Last month, Dave Terry spoke with to discuss some of the difficulties of rolling out these bundled payment programs. In general, the first steps for creating the major reimbursement transformation through the BPCI program was a complex endeavour for CMS.

“CMMI [Center for Medicare & Medicaid Innovation] programs are seeing cost savings. A study was reported in 2014 showing they’re seeing savings for many bundles. CMS is pushing forward more bundled payment models because of these cost savings,” Terry said. ““For CMS, the biggest challenge was starting the BPCI program. The first proposals came out in 2011 but it was finalized only in late 2013. The design, reconciliation, and sharing data were some of the challenges CMS encountered that are now reconciled. CMS spent time making sure providers have scale.”

Terry explained that private payers adopting bundled payment models will need to learn to scale as well as decide on definitions and which episodes of care to participate in. Through the Bundled Payments for Care Improvement program, CMS and providers were able to decrease hospital readmission rates and lengths of stay.

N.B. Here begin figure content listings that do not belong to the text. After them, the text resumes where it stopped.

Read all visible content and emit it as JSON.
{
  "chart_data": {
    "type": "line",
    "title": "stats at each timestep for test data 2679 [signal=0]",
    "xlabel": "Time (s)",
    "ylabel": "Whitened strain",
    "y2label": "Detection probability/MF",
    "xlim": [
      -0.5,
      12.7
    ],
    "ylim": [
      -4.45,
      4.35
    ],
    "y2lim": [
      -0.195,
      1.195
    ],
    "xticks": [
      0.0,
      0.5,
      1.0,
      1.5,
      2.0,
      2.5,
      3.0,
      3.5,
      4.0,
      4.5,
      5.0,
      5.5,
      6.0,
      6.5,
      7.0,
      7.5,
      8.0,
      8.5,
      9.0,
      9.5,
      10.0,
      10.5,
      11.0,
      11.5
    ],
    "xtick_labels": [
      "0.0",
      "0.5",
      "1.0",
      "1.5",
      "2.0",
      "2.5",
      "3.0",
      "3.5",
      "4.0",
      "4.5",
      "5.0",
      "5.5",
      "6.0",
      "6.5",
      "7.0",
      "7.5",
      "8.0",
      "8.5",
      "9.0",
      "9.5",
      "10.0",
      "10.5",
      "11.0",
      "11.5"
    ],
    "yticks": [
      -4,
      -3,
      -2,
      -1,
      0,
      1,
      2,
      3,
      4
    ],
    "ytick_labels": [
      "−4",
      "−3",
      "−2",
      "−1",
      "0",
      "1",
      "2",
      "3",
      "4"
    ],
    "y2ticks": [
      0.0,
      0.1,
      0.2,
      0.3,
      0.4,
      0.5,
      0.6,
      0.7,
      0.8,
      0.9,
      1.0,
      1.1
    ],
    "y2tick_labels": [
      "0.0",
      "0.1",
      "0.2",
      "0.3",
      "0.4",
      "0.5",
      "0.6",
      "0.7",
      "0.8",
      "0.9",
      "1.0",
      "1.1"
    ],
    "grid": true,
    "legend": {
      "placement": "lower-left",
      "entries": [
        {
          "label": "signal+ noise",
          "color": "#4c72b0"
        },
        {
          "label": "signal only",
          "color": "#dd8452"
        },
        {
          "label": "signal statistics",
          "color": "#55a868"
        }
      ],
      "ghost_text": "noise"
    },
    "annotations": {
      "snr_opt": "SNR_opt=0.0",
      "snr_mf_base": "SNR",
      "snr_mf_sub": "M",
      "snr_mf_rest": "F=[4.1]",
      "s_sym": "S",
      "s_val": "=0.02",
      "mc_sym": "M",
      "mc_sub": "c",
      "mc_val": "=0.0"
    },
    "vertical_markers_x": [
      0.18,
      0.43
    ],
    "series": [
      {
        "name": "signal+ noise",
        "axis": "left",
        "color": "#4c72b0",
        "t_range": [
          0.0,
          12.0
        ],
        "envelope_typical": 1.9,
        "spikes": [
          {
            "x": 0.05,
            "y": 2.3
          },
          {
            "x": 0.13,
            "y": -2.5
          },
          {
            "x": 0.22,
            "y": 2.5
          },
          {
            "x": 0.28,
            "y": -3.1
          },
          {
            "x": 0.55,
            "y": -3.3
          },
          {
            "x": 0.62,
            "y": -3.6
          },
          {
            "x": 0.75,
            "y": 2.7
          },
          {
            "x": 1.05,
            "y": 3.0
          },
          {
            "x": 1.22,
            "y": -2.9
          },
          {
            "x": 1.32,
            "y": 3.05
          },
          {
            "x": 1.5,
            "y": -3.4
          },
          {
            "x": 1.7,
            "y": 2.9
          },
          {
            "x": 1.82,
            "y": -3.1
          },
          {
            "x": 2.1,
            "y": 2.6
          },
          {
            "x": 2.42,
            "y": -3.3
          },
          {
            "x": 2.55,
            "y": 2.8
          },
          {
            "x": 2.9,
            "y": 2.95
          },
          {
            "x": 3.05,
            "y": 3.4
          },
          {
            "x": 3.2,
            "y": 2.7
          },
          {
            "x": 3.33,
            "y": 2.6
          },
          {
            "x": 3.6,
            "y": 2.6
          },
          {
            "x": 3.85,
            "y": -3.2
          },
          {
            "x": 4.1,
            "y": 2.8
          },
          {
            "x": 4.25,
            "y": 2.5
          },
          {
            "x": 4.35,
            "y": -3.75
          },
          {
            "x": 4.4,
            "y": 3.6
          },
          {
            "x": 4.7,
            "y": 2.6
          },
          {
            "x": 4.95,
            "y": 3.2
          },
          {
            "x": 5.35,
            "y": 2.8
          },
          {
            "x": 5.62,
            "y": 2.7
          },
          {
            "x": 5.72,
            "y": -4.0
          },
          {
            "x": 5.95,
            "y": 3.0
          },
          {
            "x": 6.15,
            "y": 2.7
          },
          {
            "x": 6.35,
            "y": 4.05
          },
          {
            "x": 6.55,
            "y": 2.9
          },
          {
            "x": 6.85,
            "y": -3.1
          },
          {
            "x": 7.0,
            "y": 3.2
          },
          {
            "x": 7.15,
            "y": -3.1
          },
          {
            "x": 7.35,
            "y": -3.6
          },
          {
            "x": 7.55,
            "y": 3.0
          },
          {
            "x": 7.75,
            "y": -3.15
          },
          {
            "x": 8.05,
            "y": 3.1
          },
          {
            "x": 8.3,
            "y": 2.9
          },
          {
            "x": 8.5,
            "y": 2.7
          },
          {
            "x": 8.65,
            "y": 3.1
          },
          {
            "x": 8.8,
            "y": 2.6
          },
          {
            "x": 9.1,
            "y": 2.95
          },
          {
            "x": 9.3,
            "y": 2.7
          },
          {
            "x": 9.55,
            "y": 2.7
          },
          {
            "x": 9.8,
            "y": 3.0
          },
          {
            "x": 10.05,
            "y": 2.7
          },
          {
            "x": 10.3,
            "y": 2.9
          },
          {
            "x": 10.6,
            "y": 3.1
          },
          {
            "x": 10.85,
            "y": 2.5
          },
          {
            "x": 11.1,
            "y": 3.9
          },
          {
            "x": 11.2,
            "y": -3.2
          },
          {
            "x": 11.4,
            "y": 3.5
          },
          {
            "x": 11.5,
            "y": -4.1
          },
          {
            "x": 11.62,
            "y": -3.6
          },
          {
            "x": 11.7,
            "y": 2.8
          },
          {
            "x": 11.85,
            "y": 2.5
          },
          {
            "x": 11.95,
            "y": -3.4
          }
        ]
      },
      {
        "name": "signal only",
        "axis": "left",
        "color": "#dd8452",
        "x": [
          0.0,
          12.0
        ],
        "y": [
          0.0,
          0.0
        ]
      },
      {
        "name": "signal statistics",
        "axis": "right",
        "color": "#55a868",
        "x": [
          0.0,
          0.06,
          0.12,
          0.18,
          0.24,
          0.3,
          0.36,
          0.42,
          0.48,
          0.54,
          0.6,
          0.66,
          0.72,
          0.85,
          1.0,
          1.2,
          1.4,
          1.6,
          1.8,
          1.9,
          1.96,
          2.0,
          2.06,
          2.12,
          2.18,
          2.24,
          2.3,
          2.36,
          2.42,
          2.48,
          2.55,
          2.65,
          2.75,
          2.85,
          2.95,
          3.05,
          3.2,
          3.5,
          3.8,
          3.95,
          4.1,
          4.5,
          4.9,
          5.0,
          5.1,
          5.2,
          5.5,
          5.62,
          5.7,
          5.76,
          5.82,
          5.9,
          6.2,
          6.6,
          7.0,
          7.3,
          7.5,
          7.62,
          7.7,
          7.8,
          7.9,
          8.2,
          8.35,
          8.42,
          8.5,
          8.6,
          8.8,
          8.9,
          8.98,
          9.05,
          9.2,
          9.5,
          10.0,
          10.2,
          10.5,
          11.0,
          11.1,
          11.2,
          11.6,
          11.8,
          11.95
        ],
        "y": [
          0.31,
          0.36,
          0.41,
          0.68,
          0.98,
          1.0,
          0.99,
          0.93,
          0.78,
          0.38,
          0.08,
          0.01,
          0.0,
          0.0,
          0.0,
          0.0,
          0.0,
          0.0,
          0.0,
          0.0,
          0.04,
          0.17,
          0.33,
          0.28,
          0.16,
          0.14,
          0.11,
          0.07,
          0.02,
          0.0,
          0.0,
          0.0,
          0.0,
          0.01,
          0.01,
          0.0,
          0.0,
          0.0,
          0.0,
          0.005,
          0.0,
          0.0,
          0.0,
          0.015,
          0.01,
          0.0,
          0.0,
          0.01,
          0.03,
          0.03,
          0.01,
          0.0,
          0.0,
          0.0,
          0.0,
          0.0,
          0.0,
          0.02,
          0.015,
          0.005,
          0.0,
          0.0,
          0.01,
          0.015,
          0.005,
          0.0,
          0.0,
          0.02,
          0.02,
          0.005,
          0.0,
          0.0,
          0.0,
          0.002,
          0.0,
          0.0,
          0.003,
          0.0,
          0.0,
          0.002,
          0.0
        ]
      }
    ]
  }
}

“As of August 2016, CMS bundled payment models have shown positive outcomes with a reduction in hospital readmissions,” Terry added. “Patients are returning home faster from nursing homes. Patient outcomes in mobility have been positive. Most of all, readmissions dropped.”

The Oncology Care Model along with other CMS bundled payment programs are becoming more popular as more healthcare providers continue to transition to value-based care reimbursement. Private payers that haven’t yet should look to invest in bundled payment models to improve the quality of care and reduce spending.